In the Pre-evaluation page, tweets that were deemed “neutral” could not be randomly assigned into either the positive or negative category, simply because they did not fit in either for reasons explained at the beginning of the assignment. As such, they were removed. In order to counter that, what may take place in a future endeavor is perhaps creating a sentiment analysis that separates data into emotive (positive/negative) tweets and neutral ones.
In the Lexicon stage, tweets that did not have words in either or one of the lexicons, were automatically dismissed from the data. The issue with this stems from the way tweets are written, in that the majority of the content includes colloquialisms and purposely/accidentally mispelled words. Few if any of these are found in the lexicons and, thus, a sizeable portion of the data was dropped. If, perhaps, a lexicon was created that included phrases often used in comment sections or a lexicon that identified words, regardless (for example) of whether they were purposely modified to elongate consonants or vowels, the approach used in this assignment would be more appropriate.

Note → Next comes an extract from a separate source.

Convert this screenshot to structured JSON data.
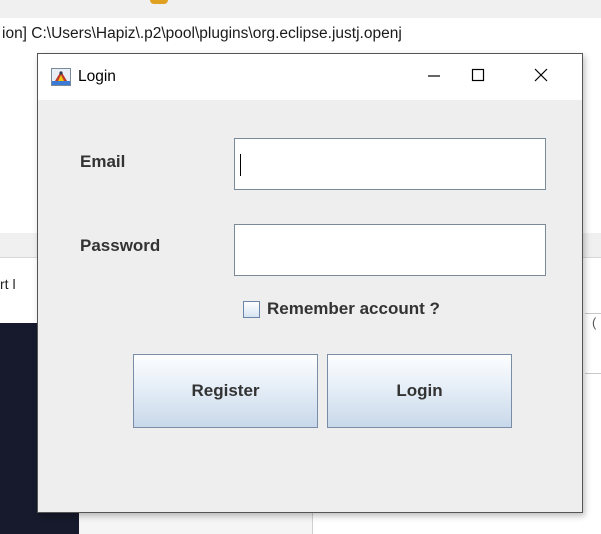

Finally, in the Disagreeable stage, when the lexicons were at odds on whether a term was positive or negative, the data was removed due to the inability of determining which lexicon was more accurate. In certain occasions, each lexicon picked different words to compare, in which case the inability to compare the lexicons’ stances was even more pronounced.
Overall, considering the data that was selected and the lexicons used, this method performed admirably. Its main drawback is that it can only be used with data that is more formal and perhaps three lexicons (to break the tie in case two disagree).